Ein ganzes Jahr lang trainiert die Jugendfeuerwehr Lösch- und Rettungsszenarien, berichtete der Villiper Löschgruppenführer Christian Münzer. Ziel ist, am Gemeindefeuerwehrtag schnellstmöglich die gestellten Aufgaben zu lösen. „In diesem Jahr soll ein kompletter Löschangriff mit einem Schaumrohr aufgebaut werden“, beschrieb Münzer einen wichtigen Leistungsnachweis. Im zweiten praktischen Teil knüpft und legt der Nachwuchs feuerwehrtypische Knoten und Stiche, ehe sie im theoretischen Teil Fragen zum Feuerwehralltag beantworten. „Das alles gestalten wir natürlich altersgerecht“, so Münzer.

Neben der Hüpfburg und der Kübelspritze für die jungen Besucher dürfen sich die Erwachsenen an den „Fire-Trainer“ wagen. „Mit dem Gerät kann man ausprobieren, wie es ist, ein Feuer mit einem Feuerlöscher zu löschen“, erklärte Münzer. Natürlich erklären die Fachleute dazu wichtige Eckpunkte wie den Umgang mit der Windrichtung – auch für den Ernstfall. „Eigensicherung geht immer vor“, betonte der Löschgruppenführer. Viele Menschen erlebten beim Test-Löschen erstmals die extreme Hitze eines Feuers aus der Nähe, berichtete Münzer von Rückmeldungen aus den ersten Vorführungen.
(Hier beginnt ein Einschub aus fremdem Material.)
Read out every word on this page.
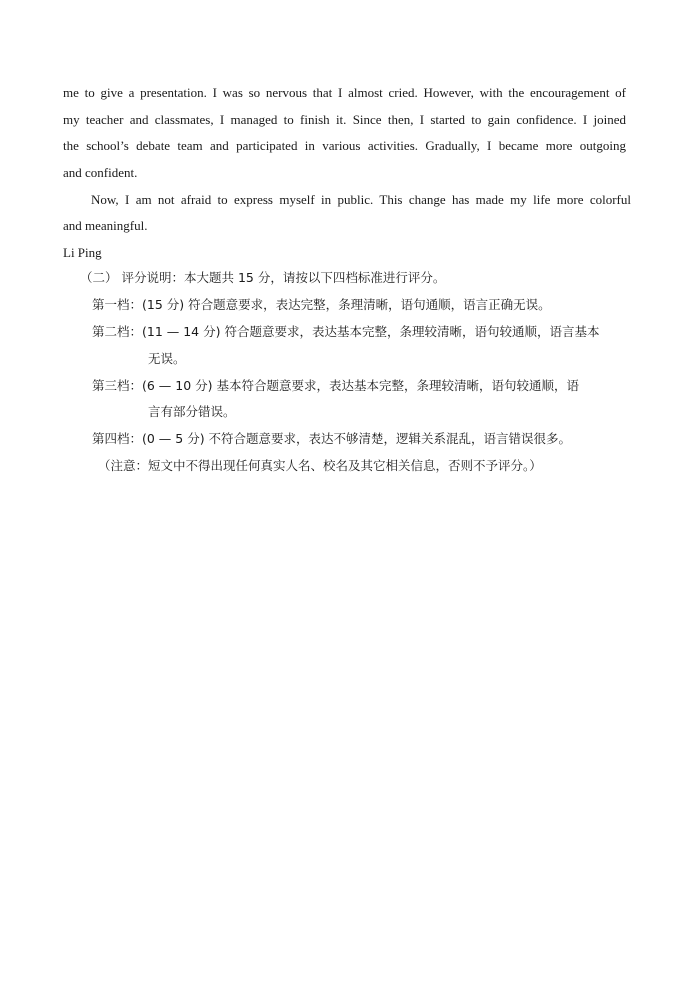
me to give a presentation. I was so nervous that I almost cried. However, with the encouragement of
my teacher and classmates, I managed to finish it. Since then, I started to gain confidence. I joined
the school’s debate team and participated in various activities. Gradually, I became more outgoing
and confident.
Now, I am not afraid to express myself in public. This change has made my life more colorful
and meaningful.
Li Ping
（二） 评分说明：本大题共 15 分，请按以下四档标准进行评分。
第一档：(15 分) 符合题意要求，表达完整，条理清晰，语句通顺，语言正确无误。
第二档：(11 — 14 分) 符合题意要求，表达基本完整，条理较清晰，语句较通顺，语言基本
无误。
第三档：(6 — 10 分) 基本符合题意要求，表达基本完整，条理较清晰，语句较通顺，语
言有部分错误。
第四档：(0 — 5 分) 不符合题意要求，表达不够清楚，逻辑关系混乱，语言错误很多。
（注意：短文中不得出现任何真实人名、校名及其它相关信息，否则不予评分。）
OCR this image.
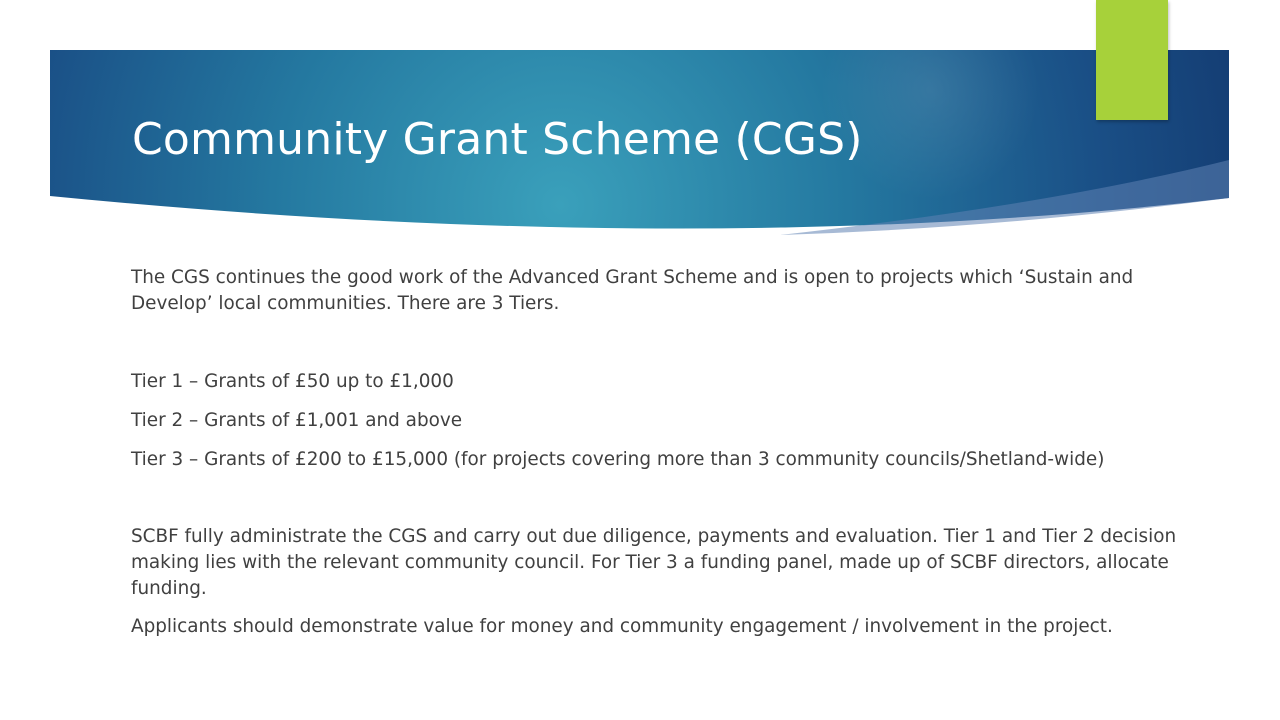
Community Grant Scheme (CGS)

The CGS continues the good work of the Advanced Grant Scheme and is open to projects which ‘Sustain and Develop’ local communities. There are 3 Tiers.

Tier 1 – Grants of £50 up to £1,000

Tier 2 – Grants of £1,001 and above

Tier 3 – Grants of £200 to £15,000 (for projects covering more than 3 community councils/Shetland-wide)

SCBF fully administrate the CGS and carry out due diligence, payments and evaluation. Tier 1 and Tier 2 decision making lies with the relevant community council. For Tier 3 a funding panel, made up of SCBF directors, allocate funding.

Applicants should demonstrate value for money and community engagement / involvement in the project.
„So ein Feuerlöscher ist irgendwann auch leer“, verwies der Fachmann auf die Grenzen des Geräts. Deshalb sollte die Feuerwehr sicherheitshalber auch bei selbst gelöschten Kleinfeuern gerufen werden. Wenn sie ausrückt, fahren in Wachtberg nicht nur Feuerwehrmänner zum Einsatzort, sagte Wehrleiter André Hahnenberg und betonte: „Frauen und Männer haben in der Feuerwehr die gleichen Aufgaben und die gleichen Aufstiegsmöglichkeiten.“ Das gelte auch für Quereinsteiger, die nicht aus der Jugendfeuerwehr in den aktiven Dienst hineingewachsen sind.

Zwei Tage Feuerwehrfest

Beim Feuerwehrfest und dem Gemeindefeuerwehrtag werden laut Hahnenberg auch die neuen Helme der Wehr zu sehen sein. „Das Neongelb ist am Einsatzort bei Dunkelheit besser sichtbar“, erklärte der Wehrleiter einen Vorteil der neuen Ausrüstung. Rückmeldungen der Feuerwehrkameraden bescheinigten den neuen Kopfbedeckungen zudem deutlich höheren Tragekomfort.

Das Feuerwehrfest und der Gemeindefeuerwehrtag finden am Feuerwehrhaus in der Villiper Kreuzgasse 21 am Samstag, 29. Juni, ab 14 Uhr und am Sonntag ab 11 Uhr statt. Am Samstagabend geht das Tagesprogramm ab etwa 18 Uhr in einen gemütlichen Grillabend in Biergartenatmosphäre über. Informationen und Kontaktmöglichkeiten findet man unter www.feuerwehr-wachtberg.de.